Even an imminent nine-year federal prison sentence for a multi-part, multi-million-dollar fraud scheme cannot extinguish the entrepreneurial spirit in Alan Fabian.
The Hunt Valley consultant, certified public accountant and major Republican Party donor is spending this weekend in sunny Orlando, Fla., at the National Association of Realtors Conference/Expo. He’s there to market a Web application developed by his latest business, 4th Sector Ventures LLC, which was formed a year ago — after his August 2007 indictment but before his May guilty plea.
I can’t speak for Fabian’s company, but I do know that so-called fourth sector organizations are generally socially responsible for-profits and that Fabian invented learning software at his since-bankrupted nonprofit in downtown Baltimore, the Centre for Management and Technology.
The Orlando trip, and a long Thanksgiving weekend with his family and friends at his soon-to-be forfeited North Carolina beach house, come courtesy of U.S. District Judge Catherine C. Blake, who sentenced Fabian two weeks ago.
Blake granted the unopposed motion for modification of release conditions on Wednesday.
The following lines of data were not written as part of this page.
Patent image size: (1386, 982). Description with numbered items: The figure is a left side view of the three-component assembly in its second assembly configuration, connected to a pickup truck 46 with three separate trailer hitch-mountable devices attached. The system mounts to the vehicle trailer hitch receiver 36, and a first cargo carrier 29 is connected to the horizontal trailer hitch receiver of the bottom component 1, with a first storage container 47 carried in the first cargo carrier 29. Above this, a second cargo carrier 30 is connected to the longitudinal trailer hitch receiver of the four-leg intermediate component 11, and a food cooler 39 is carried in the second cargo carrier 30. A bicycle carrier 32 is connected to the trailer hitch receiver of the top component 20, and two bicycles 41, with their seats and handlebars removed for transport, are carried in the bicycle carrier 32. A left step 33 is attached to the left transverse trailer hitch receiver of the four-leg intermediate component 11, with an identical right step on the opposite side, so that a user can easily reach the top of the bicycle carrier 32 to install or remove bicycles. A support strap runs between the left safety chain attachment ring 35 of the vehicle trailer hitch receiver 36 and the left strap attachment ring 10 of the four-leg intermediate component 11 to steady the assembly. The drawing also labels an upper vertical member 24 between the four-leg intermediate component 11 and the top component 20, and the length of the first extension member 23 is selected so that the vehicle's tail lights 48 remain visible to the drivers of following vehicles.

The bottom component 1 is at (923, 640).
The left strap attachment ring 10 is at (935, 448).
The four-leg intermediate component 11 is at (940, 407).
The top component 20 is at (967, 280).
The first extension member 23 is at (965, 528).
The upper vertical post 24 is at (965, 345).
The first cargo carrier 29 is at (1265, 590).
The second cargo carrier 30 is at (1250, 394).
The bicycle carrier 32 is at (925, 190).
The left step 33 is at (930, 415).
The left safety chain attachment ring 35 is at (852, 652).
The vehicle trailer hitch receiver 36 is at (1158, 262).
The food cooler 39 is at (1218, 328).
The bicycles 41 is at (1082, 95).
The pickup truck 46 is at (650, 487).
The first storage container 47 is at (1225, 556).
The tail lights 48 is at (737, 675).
Fabian’s movements have been limited since his indictment and were further curtailed when he pled guilty.
Blake’s predecessor as presider, U.S. District Judge Richard D. Bennett, had been less willing to make exceptions for Fabian: Bennett denied an August request for a two-week family beach vacation to North Carolina even though neither Fabian’s pretrial services officer nor federal prosecutors objected to the idea.